Most I've seen, and my experience has been limited to municipal buildings have been very good designs. Near the pad mount, in the basement, and very close to the same elevation or slightly below the water main. If the pumps are located above the water main, you take a chance of cavitation.

Then again, I'm from Philly. We have water mains in operation that are well over 100 years old. Now and again a crew will dig up a section of wooden pipe still in use.

 

[hurk27]

But because of the weight of water, it influences the placement of the booster pumps, and therefore the length of the conductors.
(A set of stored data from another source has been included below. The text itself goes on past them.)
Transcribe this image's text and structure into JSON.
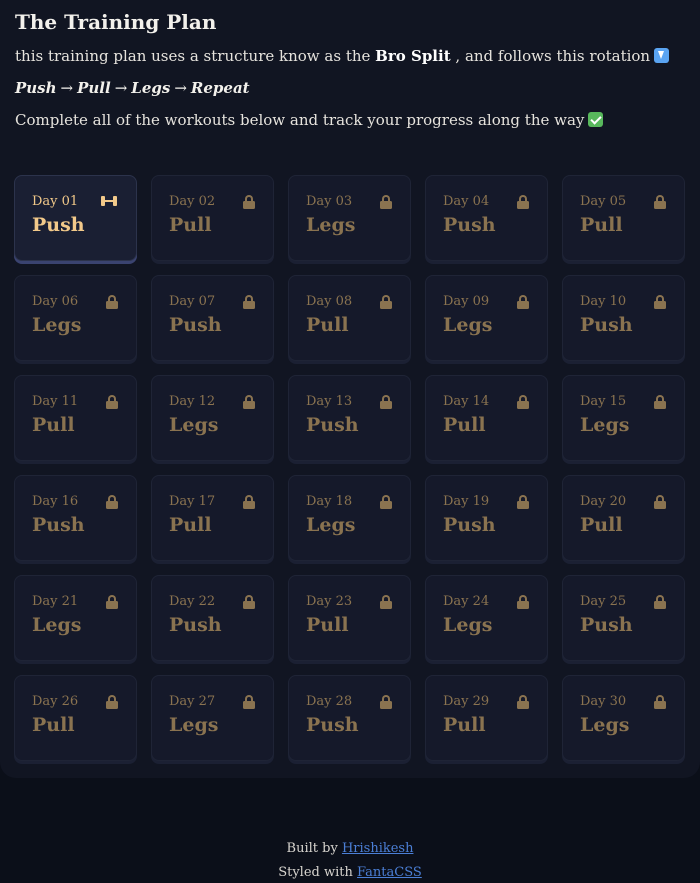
{
  "header": {
    "title": "The Training Plan",
    "intro_before": "this training plan uses a structure know as the",
    "intro_bold": "Bro Split",
    "intro_after": ", and follows this rotation",
    "down_icon": "arrow-down-emoji",
    "rotation": [
      "Push",
      "Pull",
      "Legs",
      "Repeat"
    ],
    "rotation_separator": "→",
    "complete_text": "Complete all of the workouts below and track your progress along the way",
    "check_icon": "check-mark-emoji"
  },
  "days": [
    {
      "day": "Day 01",
      "workout": "Push",
      "status": "active",
      "icon": "dumbbell-icon"
    },
    {
      "day": "Day 02",
      "workout": "Pull",
      "status": "locked",
      "icon": "lock-icon"
    },
    {
      "day": "Day 03",
      "workout": "Legs",
      "status": "locked",
      "icon": "lock-icon"
    },
    {
      "day": "Day 04",
      "workout": "Push",
      "status": "locked",
      "icon": "lock-icon"
    },
    {
      "day": "Day 05",
      "workout": "Pull",
      "status": "locked",
      "icon": "lock-icon"
    },
    {
      "day": "Day 06",
      "workout": "Legs",
      "status": "locked",
      "icon": "lock-icon"
    },
    {
      "day": "Day 07",
      "workout": "Push",
      "status": "locked",
      "icon": "lock-icon"
    },
    {
      "day": "Day 08",
      "workout": "Pull",
      "status": "locked",
      "icon": "lock-icon"
    },
    {
      "day": "Day 09",
      "workout": "Legs",
      "status": "locked",
      "icon": "lock-icon"
    },
    {
      "day": "Day 10",
      "workout": "Push",
      "status": "locked",
      "icon": "lock-icon"
    },
    {
      "day": "Day 11",
      "workout": "Pull",
      "status": "locked",
      "icon": "lock-icon"
    },
    {
      "day": "Day 12",
      "workout": "Legs",
      "status": "locked",
      "icon": "lock-icon"
    },
    {
      "day": "Day 13",
      "workout": "Push",
      "status": "locked",
      "icon": "lock-icon"
    },
    {
      "day": "Day 14",
      "workout": "Pull",
      "status": "locked",
      "icon": "lock-icon"
    },
    {
      "day": "Day 15",
      "workout": "Legs",
      "status": "locked",
      "icon": "lock-icon"
    },
    {
      "day": "Day 16",
      "workout": "Push",
      "status": "locked",
      "icon": "lock-icon"
    },
    {
      "day": "Day 17",
      "workout": "Pull",
      "status": "locked",
      "icon": "lock-icon"
    },
    {
      "day": "Day 18",
      "workout": "Legs",
      "status": "locked",
      "icon": "lock-icon"
    },
    {
      "day": "Day 19",
      "workout": "Push",
      "status": "locked",
      "icon": "lock-icon"
    },
    {
      "day": "Day 20",
      "workout": "Pull",
      "status": "locked",
      "icon": "lock-icon"
    },
    {
      "day": "Day 21",
      "workout": "Legs",
      "status": "locked",
      "icon": "lock-icon"
    },
    {
      "day": "Day 22",
      "workout": "Push",
      "status": "locked",
      "icon": "lock-icon"
    },
    {
      "day": "Day 23",
      "workout": "Pull",
      "status": "locked",
      "icon": "lock-icon"
    },
    {
      "day": "Day 24",
      "workout": "Legs",
      "status": "locked",
      "icon": "lock-icon"
    },
    {
      "day": "Day 25",
      "workout": "Push",
      "status": "locked",
      "icon": "lock-icon"
    },
    {
      "day": "Day 26",
      "workout": "Pull",
      "status": "locked",
      "icon": "lock-icon"
    },
    {
      "day": "Day 27",
      "workout": "Legs",
      "status": "locked",
      "icon": "lock-icon"
    },
    {
      "day": "Day 28",
      "workout": "Push",
      "status": "locked",
      "icon": "lock-icon"
    },
    {
      "day": "Day 29",
      "workout": "Pull",
      "status": "locked",
      "icon": "lock-icon"
    },
    {
      "day": "Day 30",
      "workout": "Legs",
      "status": "locked",
      "icon": "lock-icon"
    }
  ],
  "footer": {
    "built_by_prefix": "Built by",
    "built_by_link": "Hrishikesh",
    "styled_with_prefix": "Styled with",
    "styled_with_link": "FantaCSS"
  },
  "colors": {
    "background": "#0b0f19",
    "panel": "#111522",
    "card": "#15192a",
    "active_text": "#f2c98a",
    "locked_text": "#8a7350",
    "link": "#4b7fd6"
  }
}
When people first hear about the need to carry FLA at a 15% voltage drop it sounds very extreme and very expensive. Until you realize that good design practices place the fire pump very close to it's supply. Although when dealing with taller buildings with longer runs of conductor. it gets a lot more expensive in a big hurry

5% at 110% of FLA, 15% of start up current or LRA which could amount to over sizing conductors on longer runs.

I will add that this is very open to interpretation of what the normal voltage rating of a given motor is, does it include the +-10% allowed by NEMA? a 230 volt motor could have a range 207-253 volts?

 

[Joethemechanic]

5% at 110% of FLA, 15% of start up current or LRA which could amount to over sizing conductors on longer runs.

I will add that this is very open to interpretation of what the normal voltage rating of a given motor is, does it include the +-10% allowed by NEMA? a 230 volt motor could have a range 207-253 volts?

Sorry I think I meant LRA in that post.

I will mention that many times I see design voltage ratings of fire pump motors that are somewhat below nominal line voltages. Such as a 200 volt design voltage that is meant to run from a 208 nominal line voltage. I would think that would allow you a 38 volt drop over your entire circuit at LRA.

I've always wondered how long the armature windings hold at LRA. I've only ever tested general purpose T and U frame motors and they fry pretty fast.

 

[brigadier_92]

Fire PUMP hi-rise

Fire PUMP hi-rise

Thanks to everyone for their replies.

This is what I know so far.

200 HP 460 Volt LRA = 1450 Amps per NEC 430.150B, FLC = 240 per NEC 430.150
50 Hp 460 Volt LRA = 362 Amps...... FLC = 65.....

Total LRA = 1812 Amps

Feeder Conductors = 1.25*240+65 = 365 Amps so a minimum of 500kCmil with 380 Amps @ 75?C.

Disconnecting means = 1450+65 = 1515 Amps so next size up is 1600 Amps?